VIEX STRONGLY ADVISES ALL STOCKHOLDERS OF THE COMPANY TO READ THE PROXY STATEMENT AND OTHER PROXY MATERIALS WHEN AND AS THEY BECOME AVAILABLE BECAUSE THEY WILL CONTAIN IMPORTANT INFORMATION. SUCH PROXY MATERIALS WILL BE AVAILABLE AT NO CHARGE ON THE SEC'S WEB SITE AT HTTP://WWW.SEC.GOV. IN ADDITION, THE PARTICIPANTS IN THIS PROXY SOLICITATION WILL PROVIDE COPIES OF THE PROXY STATEMENT WITHOUT CHARGE, WHEN AVAILABLE, UPON REQUEST. REQUESTS FOR COPIES SHOULD BE DIRECTED TO THE PARTICIPANTS’ PROXY SOLICITOR.

The participants in the proxy solicitation are anticipated to be VIEX Opportunities Fund, LP – Series One, VIEX Opportunities Fund II, LP (“VSO II”), VIEX GP, LLC (“VIEX GP”), VIEX Special Opportunities GP II, LLC (“VSO GP II”), VIEX Capital Advisors, LLC (“VIEX Capital”), John Mutch and Eric Singer (collectively, the “Participants”).

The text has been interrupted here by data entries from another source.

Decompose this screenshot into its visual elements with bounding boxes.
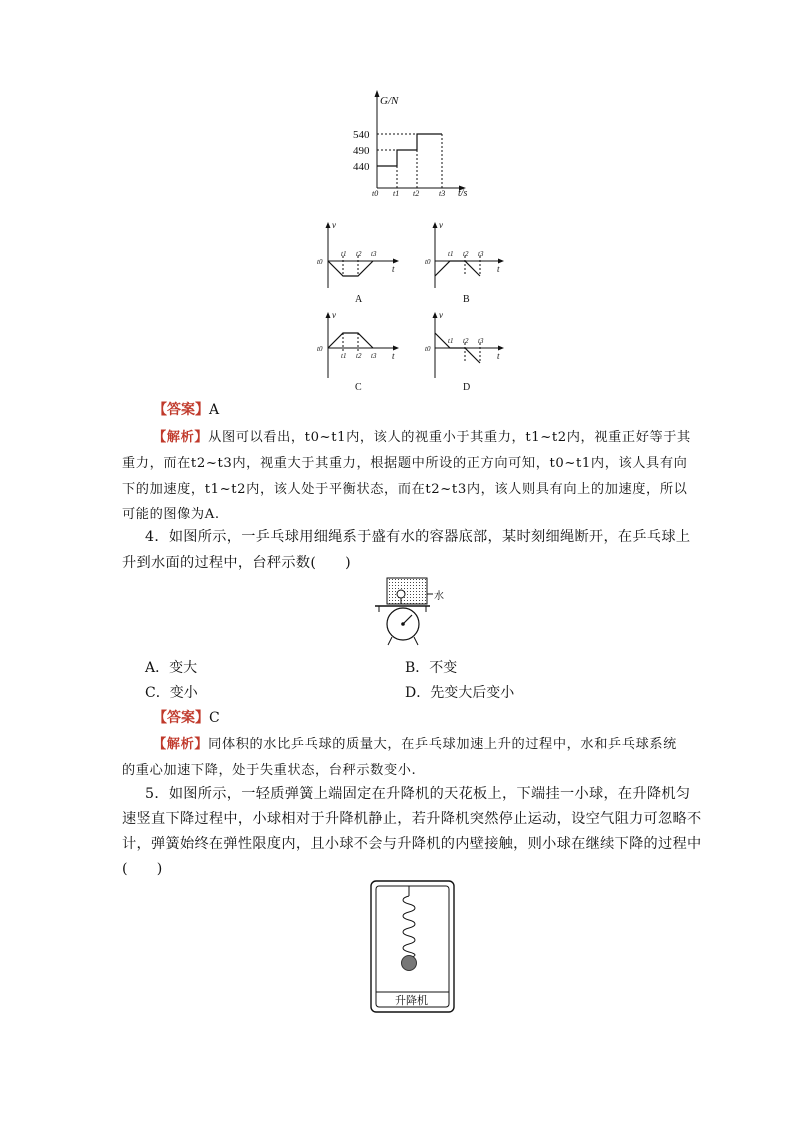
- q4-option-d[interactable]: D．先变大后变小: [405, 685, 515, 701]
- svg-text:t0: t0: [317, 258, 323, 266]
- svg-text:t3: t3: [478, 337, 484, 345]
- svg-text:t: t: [392, 351, 395, 361]
- q5-stem-line: ( ): [122, 861, 163, 877]
- svg-text:t0: t0: [425, 345, 431, 353]
- x-tick-label: t1: [393, 189, 400, 198]
- q5-stem-line: 速竖直下降过程中，小球相对于升降机静止，若升降机突然停止运动，设空气阻力可忽略不: [122, 811, 702, 827]
- option-label-b: B: [463, 294, 470, 305]
- svg-text:t0: t0: [317, 345, 323, 353]
- weight-time-chart: [350, 88, 480, 200]
- q4-option-b[interactable]: B．不变: [405, 660, 458, 676]
- scale-container-figure: [370, 572, 450, 650]
- elevator-figure: [370, 880, 456, 1014]
- svg-text:t2: t2: [356, 352, 362, 360]
- q3-analysis-line: 【解析】从图可以看出，t0~t1内，该人的视重小于其重力，t1~t2内，视重正好等于其: [153, 430, 691, 445]
- elevator-label: 升降机: [395, 995, 428, 1007]
- svg-text:t3: t3: [371, 250, 377, 258]
- vt-graph-b: [423, 218, 513, 306]
- svg-text:v: v: [332, 310, 336, 320]
- x-axis-label: t/s: [458, 188, 468, 199]
- svg-text:t1: t1: [341, 352, 347, 360]
- q4-stem-line: 升到水面的过程中，台秤示数( ): [122, 555, 351, 571]
- q4-analysis-line: 的重心加速下降，处于失重状态，台秤示数变小.: [122, 763, 417, 778]
- svg-text:t: t: [497, 264, 500, 274]
- svg-text:t1: t1: [341, 250, 347, 258]
- water-label: 水: [434, 591, 444, 602]
- svg-text:t: t: [392, 264, 395, 274]
- svg-text:t1: t1: [448, 250, 454, 258]
- x-tick-label: t2: [413, 189, 420, 198]
- q5-stem-line: 5．如图所示，一轻质弹簧上端固定在升降机的天花板上，下端挂一小球，在升降机匀: [145, 786, 691, 802]
- option-label-a: A: [355, 294, 363, 305]
- svg-text:t2: t2: [463, 250, 469, 258]
- q3-answer: 【答案】A: [153, 402, 220, 418]
- vt-graph-c: [313, 308, 403, 396]
- y-tick-label: 540: [353, 129, 370, 141]
- vt-graph-a: [313, 218, 403, 306]
- svg-text:t0: t0: [425, 258, 431, 266]
- q5-stem-line: 计，弹簧始终在弹性限度内，且小球不会与升降机的内壁接触，则小球在继续下降的过程中: [122, 836, 702, 852]
- q3-analysis-line: 下的加速度，t1~t2内，该人处于平衡状态，而在t2~t3内，该人则具有向上的加速度，所以: [122, 482, 688, 497]
- svg-text:t3: t3: [478, 250, 484, 258]
- svg-text:t1: t1: [448, 337, 454, 345]
- q4-analysis-line: 【解析】同体积的水比乒乓球的质量大，在乒乓球加速上升的过程中，水和乒乓球系统: [153, 737, 677, 752]
- svg-text:v: v: [439, 220, 443, 230]
- option-label-d: D: [463, 382, 471, 393]
- svg-text:v: v: [332, 220, 336, 230]
- x-tick-label: t0: [372, 189, 379, 198]
- y-tick-label: 490: [353, 145, 370, 157]
- svg-text:t2: t2: [463, 337, 469, 345]
- q4-answer: 【答案】C: [153, 710, 220, 726]
- q3-analysis-line: 重力，而在t2~t3内，视重大于其重力，根据题中所设的正方向可知，t0~t1内，该人具有向: [122, 456, 688, 471]
- svg-text:v: v: [439, 310, 443, 320]
- y-tick-label: 440: [353, 161, 370, 173]
- q3-analysis-line: 可能的图像为A.: [122, 507, 220, 522]
- svg-text:t: t: [497, 351, 500, 361]
- q4-option-c[interactable]: C．变小: [145, 685, 198, 701]
- option-label-c: C: [355, 382, 362, 393]
- y-axis-label: G/N: [380, 95, 399, 107]
- q4-option-a[interactable]: A．变大: [145, 660, 198, 676]
- svg-text:t2: t2: [356, 250, 362, 258]
- q4-stem-line: 4．如图所示，一乒乓球用细绳系于盛有水的容器底部，某时刻细绳断开，在乒乓球上: [145, 529, 691, 545]
- vt-graph-d: [423, 308, 513, 396]
- x-tick-label: t3: [439, 189, 446, 198]
- svg-text:t3: t3: [371, 352, 377, 360]
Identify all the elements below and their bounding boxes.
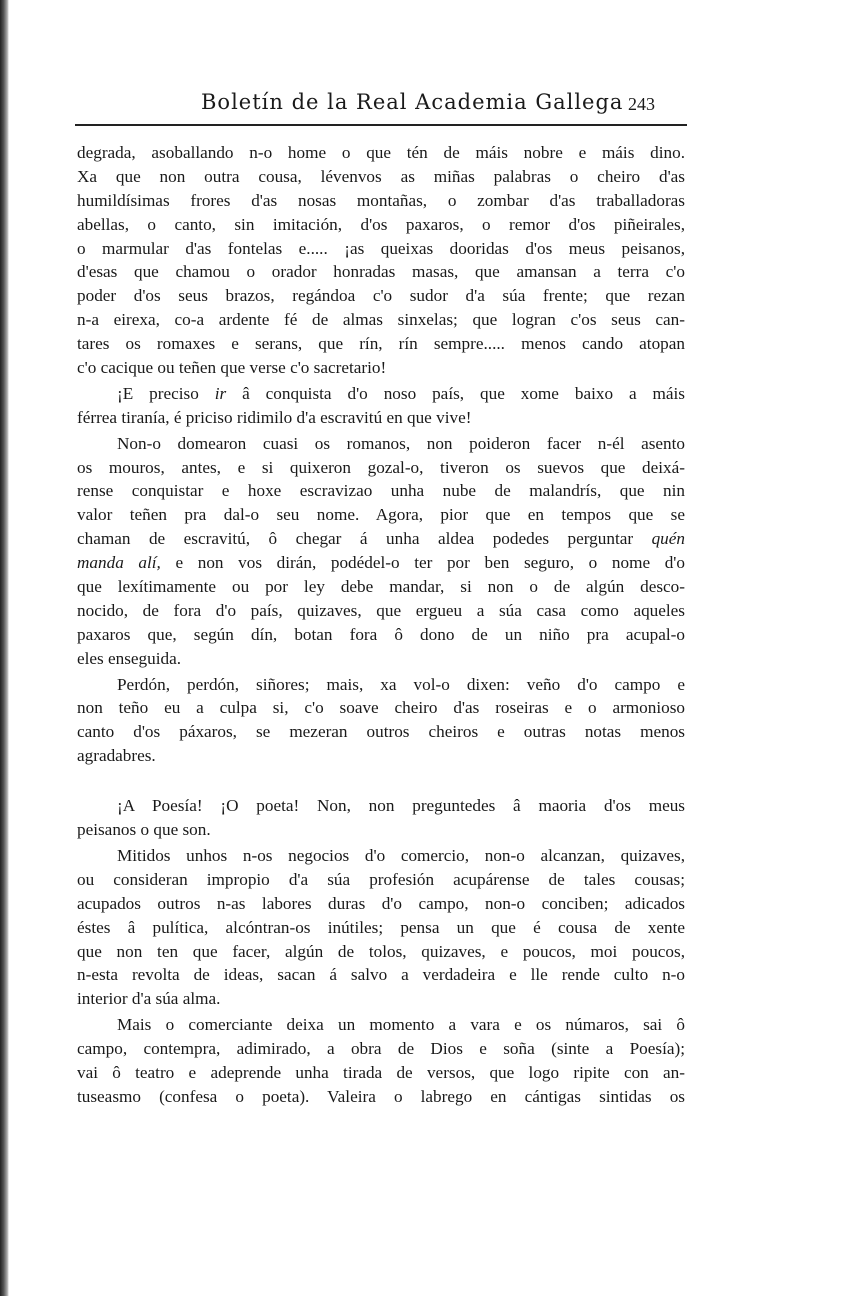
text-line — [77, 382, 685, 406]
text-line: n-esta revolta de ideas, sacan á salvo a verdadeira e lle rende culto n-o — [77, 965, 685, 985]
paragraph — [77, 794, 685, 842]
text-line: tares os romaxes e serans, que rín, rín sempre..... menos cando atopan — [77, 334, 685, 354]
text-line: Mitidos unhos n-os negocios d'o comercio, non-o alcanzan, quizaves, — [117, 845, 685, 865]
text-line: nocido, de fora d'o país, quizaves, que ergueu a súa casa como aqueles — [77, 600, 685, 620]
text-line: que lexítimamente ou por ley debe mandar, si non o de algún desco- — [77, 577, 685, 597]
text-line: paxaros que, según dín, botan fora ô dono de un niño pra acupal-o — [77, 624, 685, 644]
running-header — [75, 88, 687, 126]
paragraph — [77, 141, 685, 380]
paragraph — [77, 382, 685, 430]
page-number: 243 — [628, 94, 655, 114]
scan-edge — [0, 0, 9, 1296]
italic-text: manda alí, — [77, 553, 161, 573]
text-line: Xa que non outra cousa, lévenvos as miñas palabras o cheiro d'as — [77, 166, 685, 186]
text-segment: ¡E preciso — [117, 383, 215, 403]
text-line: interior d'a súa alma. — [77, 989, 221, 1009]
text-line: éstes â pulítica, alcóntran-os inútiles; pensa un que é cousa de xente — [77, 917, 685, 937]
text-line: eles enseguida. — [77, 648, 182, 668]
text-segment: â conquista d'o noso país, que xome baixo a máis — [226, 383, 685, 403]
text-line: valor teñen pra dal-o seu nome. Agora, pior que en tempos que se — [77, 505, 685, 525]
text-line: c'o cacique ou teñen que verse c'o sacretario! — [77, 358, 387, 378]
text-line: canto d'os páxaros, se mezeran outros cheiros e outras notas menos — [77, 722, 685, 742]
text-line: Perdón, perdón, siñores; mais, xa vol-o dixen: veño d'o campo e — [117, 674, 685, 694]
text-line: férrea tiranía, é priciso ridimilo d'a escravitú en que vive! — [77, 407, 472, 427]
text-line: ¡A Poesía! ¡O poeta! Non, non preguntedes â maoria d'os meus — [117, 796, 685, 816]
text-line: non teño eu a culpa si, c'o soave cheiro d'as roseiras e o armonioso — [77, 698, 685, 718]
text-line: acupados outros n-as labores duras d'o campo, non-o conciben; adicados — [77, 893, 685, 913]
text-line: poder d'os seus brazos, regándoa c'o sudor d'a súa frente; que rezan — [77, 286, 685, 306]
text-line — [77, 551, 685, 575]
paragraph — [77, 673, 685, 769]
text-line: degrada, asoballando n-o home o que tén de máis nobre e máis dino. — [77, 143, 685, 162]
text-line: Mais o comerciante deixa un momento a vara e os númaros, sai ô — [117, 1015, 685, 1035]
italic-text: ir — [214, 383, 227, 403]
text-line: d'esas que chamou o orador honradas masas, que amansan a terra c'o — [77, 262, 685, 282]
text-line: abellas, o canto, sin imitación, d'os paxaros, o remor d'os piñeirales, — [77, 214, 685, 234]
paragraph — [77, 844, 685, 1011]
text-line: que non ten que facer, algún de tolos, quizaves, e poucos, moi poucos, — [77, 941, 685, 961]
paragraph — [77, 1013, 685, 1109]
text-line: n-a eirexa, co-a ardente fé de almas sinxelas; que logran c'os seus can- — [77, 310, 685, 330]
body-text — [77, 141, 685, 1111]
text-segment: chaman de escravitú, ô chegar á unha aldea podedes perguntar — [77, 529, 652, 549]
text-line: os mouros, antes, e si quixeron gozal-o, tiveron os suevos que deixá- — [77, 457, 685, 477]
text-line: o marmular d'as fontelas e..... ¡as queixas dooridas d'os meus peisanos, — [77, 238, 685, 258]
text-line: tuseasmo (confesa o poeta). Valeira o labrego en cántigas sintidas os — [77, 1086, 685, 1106]
text-line: humildísimas frores d'as nosas montañas, o zombar d'as traballadoras — [77, 190, 685, 210]
text-line: peisanos o que son. — [77, 820, 211, 840]
journal-title: Boletín de la Real Academia Gallega — [201, 90, 624, 114]
text-line: rense conquistar e hoxe escravizao unha nube de malandrís, que nin — [77, 481, 685, 501]
text-line: vai ô teatro e adeprende unha tirada de versos, que logo ripite con an- — [77, 1062, 685, 1082]
text-line: campo, contempra, adimirado, a obra de Dios e soña (sinte a Poesía); — [77, 1039, 685, 1059]
text-line: agradabres. — [77, 746, 156, 766]
paragraph — [77, 432, 685, 671]
text-segment: e non vos dirán, podédel-o ter por ben seguro, o nome d'o — [160, 553, 685, 573]
text-line — [77, 527, 685, 551]
italic-text: quén — [651, 529, 685, 549]
text-line: Non-o domearon cuasi os romanos, non poideron facer n-él asento — [117, 433, 685, 453]
text-line: ou consideran impropio d'a súa profesión acupárense de tales cousas; — [77, 869, 685, 889]
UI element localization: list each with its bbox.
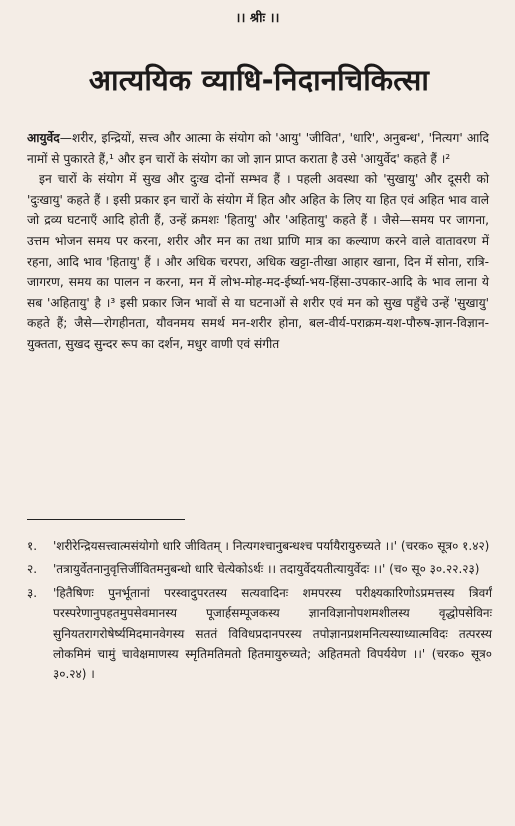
main-text <box>27 128 489 355</box>
footnotes <box>27 536 492 688</box>
footnote-divider <box>27 519 185 520</box>
footnote-number: ३. <box>27 585 38 600</box>
footnote-number: १. <box>27 539 38 553</box>
chapter-title: आत्ययिक व्याधि-निदानचिकित्सा <box>88 63 430 97</box>
invocation-header: ।। श्रीः ।। <box>235 11 280 26</box>
footnote-item <box>27 559 492 579</box>
footnote-text: 'शरीरेन्द्रियसत्त्वात्मसंयोगो धारि जीवितम् । नित्यगश्चानुबन्धश्च पर्यायैरायुरुच्यते ।।' (चरक० सूत्र० १.४२) <box>53 539 490 553</box>
footnote-text: 'हितैषिणः पुनर्भूतानां परस्वादुपरतस्य सत्यवादिनः शमपरस्य परीक्ष्यकारिणोऽप्रमत्तस्य त्रिवर्गं परस्परेणानुपहतमुपसेवमानस्य पूजार्हसम्पूजकस्य ज्ञानविज्ञानोपशमशीलस्य वृद्धोपसेविनः सुनियतरागरोषेर्ष्यमिदमानवेगस्य सततं विविधप्रदानपरस्य तपोज्ञानप्रशमनित्यस्याध्यात्मविदः तत्परस्य लोकमिमं चामुं चावेक्षमाणस्य स्मृतिमतिमतो हितमायुरुच्यते; अहितमतो विपर्ययेण ।।' (चरक० सूत्र० ३०.२४) । <box>53 585 492 682</box>
lead-word: आयुर्वेद <box>27 131 60 145</box>
paragraph-1 <box>27 128 489 169</box>
footnote-item <box>27 536 492 556</box>
paragraph-1-text: —शरीर, इन्द्रियों, सत्त्व और आत्मा के संयोग को 'आयु' 'जीवित', 'धारि', अनुबन्ध', 'नित्यग' आदि नामों से पुकारते हैं,¹ और इन चारों के संयोग का जो ज्ञान प्राप्त कराता है उसे 'आयुर्वेद' कहते हैं ।² <box>27 131 489 166</box>
footnote-number: २. <box>27 562 38 577</box>
paragraph-2: इन चारों के संयोग में सुख और दुःख दोनों सम्भव हैं । पहली अवस्था को 'सुखायु' और दूसरी को 'दुःखायु' कहते हैं । इसी प्रकार इन चारों के संयोग में हित और अहित के लिए या हित एवं अहित भाव वाले जो द्रव्य घटनाएँ आदि होती हैं, उन्हें क्रमशः 'हितायु' और 'अहितायु' कहते हैं । जैसे—समय पर जागना, उत्तम भोजन समय पर करना, शरीर और मन का तथा प्राणि मात्र का कल्याण करने वाले वातावरण में रहना, आदि भाव 'हितायु' हैं । और अधिक चरपरा, अधिक खट्टा-तीखा आहार खाना, दिन में सोना, रात्रि-जागरण, समय का पालन न करना, मन में लोभ-मोह-मद-ईर्ष्या-भय-हिंसा-उपकार-आदि के भाव लाना ये सब 'अहितायु' है ।³ इसी प्रकार जिन भावों से या घटनाओं से शरीर एवं मन को सुख पहुँचे उन्हें 'सुखायु' कहते हैं; जैसे—रोगहीनता, यौवनमय समर्थ मन-शरीर होना, बल-वीर्य-पराक्रम-यश-पौरुष-ज्ञान-विज्ञान-युक्तता, सुखद सुन्दर रूप का दर्शन, मधुर वाणी एवं संगीत <box>27 172 489 351</box>
footnote-item <box>27 583 492 685</box>
footnote-text: 'तत्रायुर्वेतनानुवृत्तिर्जीवितमनुबन्धो धारि चेत्येकोऽर्थः ।। तदायुर्वेदयतीत्यायुर्वेदः ।।' (च० सू० ३०.२२.२३) <box>53 562 480 577</box>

As of the date hereof, Series One beneficially owns 729,472 shares of Common Stock directly, including 1,000 shares held in record name. As of the date hereof VSO II beneficially owns 267,658 shares of Common Stock directly. VIEX GP, as the general partner of Series One, may be deemed to beneficially own the 729,472 shares of Common Stock beneficially owned by Series One. VSO GP II, as the general partner of VSO II, may be deemed to beneficially own the 267,658 shares of Common Stock beneficially owned by VSO II. VIEX Capital, as the investment manager of Series One and VSO II, may be deemed the beneficial owner of the 729,472 shares of Common Stock beneficially owned Series One and the 267,658 shares of Common Stock beneficially owned by VSO II. Mr. Singer, as the managing member of VIEX GP, VSO GP II and VIEX Capital may be deemed the beneficial owner of the 729,472 shares of Common Stock beneficially owned Series One and the 267,658 shares of Common Stock beneficially owned by VSO II. As of the date hereof, Mr. Mutch does not beneficially own any securities of the Company.